Designing the Architecture of a Convolutional Neural Network Automatically for Diabetic Retinopathy Diagnosis

Abstract

Diabetic retinopathy (DR) is a leading cause of blindness in middle-aged diabetic patients. Regular screening for DR using fundus imaging aids in detecting complications and delays the progression of the disease. Because manual screening takes time and is subjective, deep learning has been used to help graders. Pre-trained or brute force CNN models are used in existing DR grading CNN-based approaches that are not suited to fundus image complexity. To solve this problem, we present a method for automatically customizing CNN models based on fundus image lesions.
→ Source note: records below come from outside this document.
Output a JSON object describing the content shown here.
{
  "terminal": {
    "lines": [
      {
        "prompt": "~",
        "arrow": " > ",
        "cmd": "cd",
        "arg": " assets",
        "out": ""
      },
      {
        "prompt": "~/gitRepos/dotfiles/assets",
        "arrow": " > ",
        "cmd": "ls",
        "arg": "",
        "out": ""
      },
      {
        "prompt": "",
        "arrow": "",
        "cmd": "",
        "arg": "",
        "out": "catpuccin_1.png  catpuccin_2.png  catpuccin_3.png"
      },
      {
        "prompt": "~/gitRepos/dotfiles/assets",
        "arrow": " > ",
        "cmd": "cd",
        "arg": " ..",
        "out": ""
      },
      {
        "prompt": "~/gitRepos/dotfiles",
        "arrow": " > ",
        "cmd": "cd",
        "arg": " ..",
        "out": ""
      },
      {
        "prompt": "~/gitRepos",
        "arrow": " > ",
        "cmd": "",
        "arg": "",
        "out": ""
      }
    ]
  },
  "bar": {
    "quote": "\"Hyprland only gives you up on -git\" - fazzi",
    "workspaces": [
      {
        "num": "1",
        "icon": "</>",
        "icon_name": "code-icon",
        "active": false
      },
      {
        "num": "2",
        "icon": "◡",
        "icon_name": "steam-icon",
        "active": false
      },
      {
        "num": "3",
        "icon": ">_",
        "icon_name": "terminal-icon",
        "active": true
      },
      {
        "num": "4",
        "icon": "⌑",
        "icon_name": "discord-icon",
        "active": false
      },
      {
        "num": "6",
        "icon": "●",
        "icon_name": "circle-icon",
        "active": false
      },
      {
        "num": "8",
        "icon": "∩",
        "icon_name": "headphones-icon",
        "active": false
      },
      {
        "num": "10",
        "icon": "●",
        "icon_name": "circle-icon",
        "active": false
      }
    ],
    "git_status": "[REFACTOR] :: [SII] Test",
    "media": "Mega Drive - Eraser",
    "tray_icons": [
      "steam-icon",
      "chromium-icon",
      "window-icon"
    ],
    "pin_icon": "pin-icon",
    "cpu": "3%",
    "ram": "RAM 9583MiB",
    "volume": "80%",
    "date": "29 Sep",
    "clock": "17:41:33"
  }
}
It uses k-medoid clustering, principal component analysis (PCA), and inter-class and intra-class variations to determine the CNN model’s depth and width. The designed models are lightweight, adapted to the internal structures of fundus images, and encode the discriminative patterns of DR lesions. The technique is validated on a local dataset from King Saud University Medical City, Saudi Arabia, and two challenging Kaggle datasets: EyePACS and APTOS2019. The auto-designed models outperform well-known pre-trained CNN models such as ResNet152, DenseNet121, and ResNeSt50, as well as Google’s AutoML and Auto-Keras models based on neural architecture search (NAS). The proposed method outperforms current CNN-based DR screening methods. The proposed method can be used in various clinical settings to screen for DR and refer patients to ophthalmologists for further evaluation and treatment.